Since both my husband and I are self employed – he makes websites – we can’t afford to turn down work just because it doesn’t fit in with school holidays. I got work teaching summer schools so we started using the brilliant holiday play schemes run out of Camden Square Playcentre. It may sound cheesy, but these services are like extended family for millions of people like us. We can’t plead abject poverty, but to keep working, we need good quality affordable childcare. We want to spend some time with our kids and provide them with emotional security – we just couldn’t do this and pay private sector childcare fees.

Fast forward to the 2010 election. THEY got in and I remember saying to my husband that I reckoned the nursery and the playcentre would be for the chop. People like Cameron have never needed public services and think only lazy scroungers use them. By the end of 2010, it was announced that the playcentre would close in 2012 – then we found out in January of this year that the nursery would be closing in August.

When I got the letter about the nursery closing I burst into tears. Pregnant and hormonal, I just couldn’t handle the news. But I refused to go down without a fight. Fortunately all the other parents felt the same and to cut a long story short we worked together and although the nursery did close in August, it has recently reopened as the Caversham Community Nursery after we convinced the council to transfer management to a local community association.

The campaign was draining and involved dozens of meetings, hassling local councillors, standing in the street outside the Co-op and making a series of deputations to Camden Council. I gave birth in the middle of the campaign – baby Max has been to more council meetings than you could care to mention, both in and out of the womb.

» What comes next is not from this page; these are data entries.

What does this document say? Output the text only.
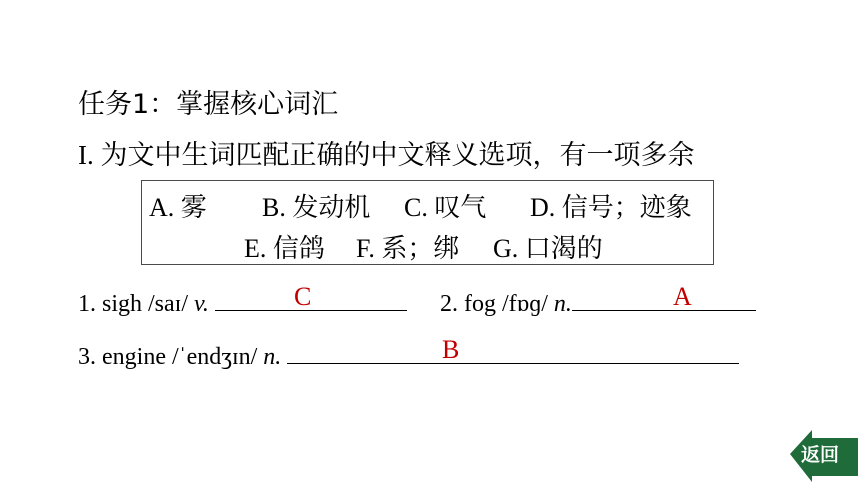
任务1：掌握核心词汇
I. 为文中生词匹配正确的中文释义选项，有一项多余
A. 雾 B. 发动机 C. 叹气 D. 信号；迹象
E. 信鸽 F. 系；绑 G. 口渴的
1. sigh /saɪ/ v.	C	2. fog /fɒɡ/ n.	A
3. engine /ˈendʒɪn/ n.	B
返回
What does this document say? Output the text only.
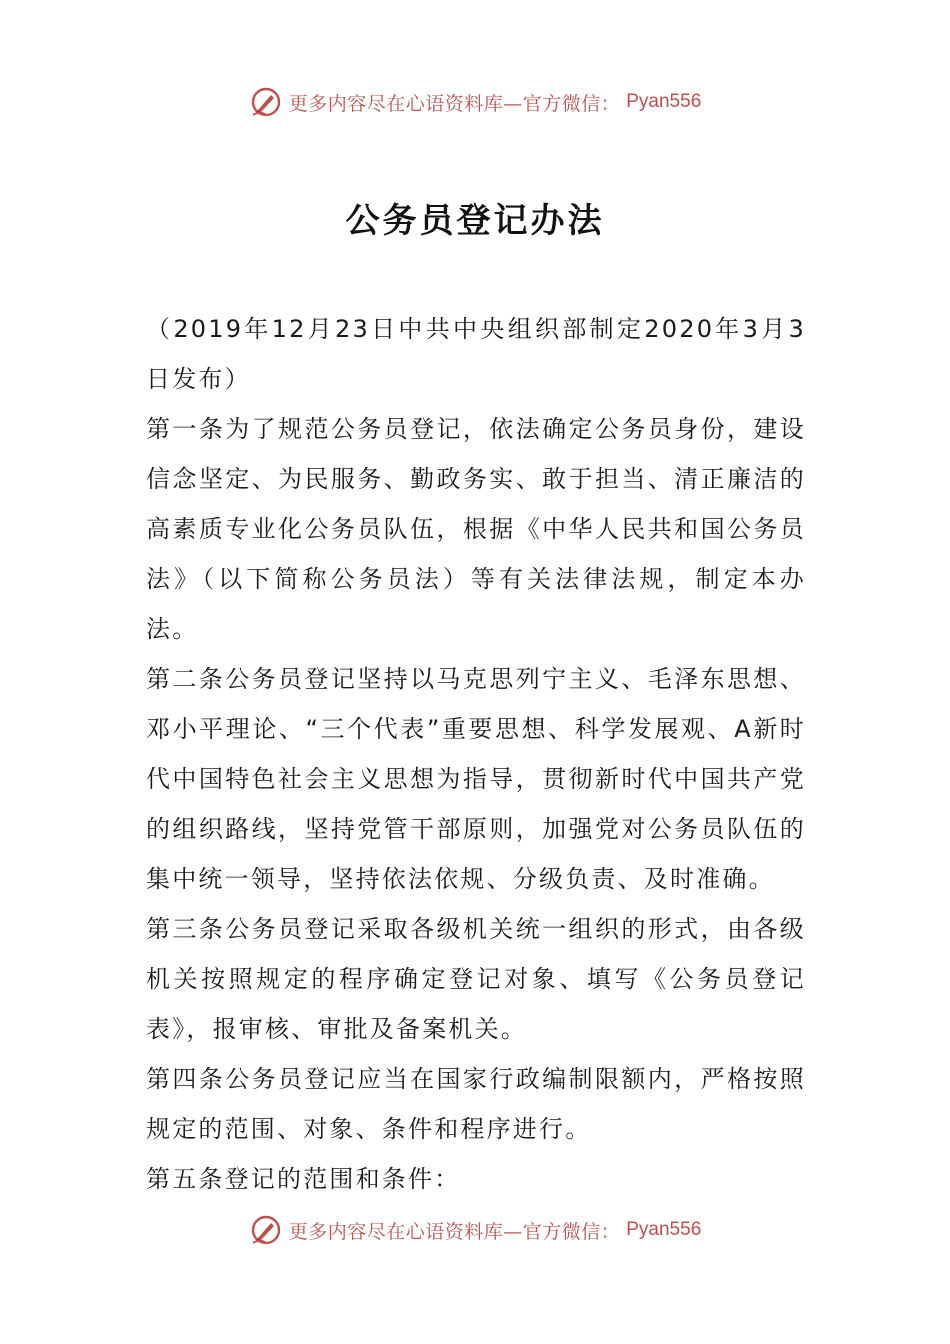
更多内容尽在心语资料库—官方微信： Pyan556
公务员登记办法

（2019年12月23日中共中央组织部制定2020年3月3日发布）

第一条为了规范公务员登记，依法确定公务员身份，建设信念坚定、为民服务、勤政务实、敢于担当、清正廉洁的高素质专业化公务员队伍，根据《中华人民共和国公务员法》（以下简称公务员法）等有关法律法规，制定本办法。

第二条公务员登记坚持以马克思列宁主义、毛泽东思想、邓小平理论、“三个代表”重要思想、科学发展观、A新时代中国特色社会主义思想为指导，贯彻新时代中国共产党的组织路线，坚持党管干部原则，加强党对公务员队伍的集中统一领导，坚持依法依规、分级负责、及时准确。

第三条公务员登记采取各级机关统一组织的形式，由各级机关按照规定的程序确定登记对象、填写《公务员登记表》，报审核、审批及备案机关。

第四条公务员登记应当在国家行政编制限额内，严格按照规定的范围、对象、条件和程序进行。

第五条登记的范围和条件：

更多内容尽在心语资料库—官方微信： Pyan556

So why did the campaign work? First off, we decided to work with our local Labour councillors, rather than harangue them for closing the nursery. We also pooled our skills. One of our group was a management consultant and produced an amazing business plan. Another mother is a PA and a brilliant organizer – with access to free printing facilties for leaflets! I used my contacts in local politics and media and gave the campaign focus with a Facebook group. The group’s leader, another TV producer, created amazingly convincing documents and sat up till the early hours refining our deputations to the council. It was bloody hard work but it paid off and though the process was at times frustrating, it was also incredibly empowering and shows what can be done if you work collectively. It made me understand the importance of local government and the experience has made me keen to stand as a local councillor – something that previously would have had about as much appeal as drinking a bucket of cold sick.

I’m now back on the campaign trail again and have started an action group to save Camden Square Playcentre – yes, it is just down the road from the Amy shrine. This is a truly amazing place that provides holiday play schemes, after school clubs, breakfast clubs and under 5s drop ins. Black kids play with white kids, posh kids play with poor kids and disabled kids play with able bodied kids. The brilliant staff are trained in everything from child protection to child psychology – the idea that they could be replaced by some “Big Society” volunteers is frankly insulting. The playcentre keeps single parents off benefits and keeps stay at home mums with toddlers sane. It gives boisterous six year old boys somewhere to let off steam after school and kids in wheelchairs the chance to make friends with kids from mainstream schools. If this sounds like utopian bullshit, sorry, but it’s the kind of service that actually makes the world a better place.

We’ve had our first meeting and are hopeful that there is a chance that we can do what we did with the nursery and get a voluntary sector provider to take over the running of the service.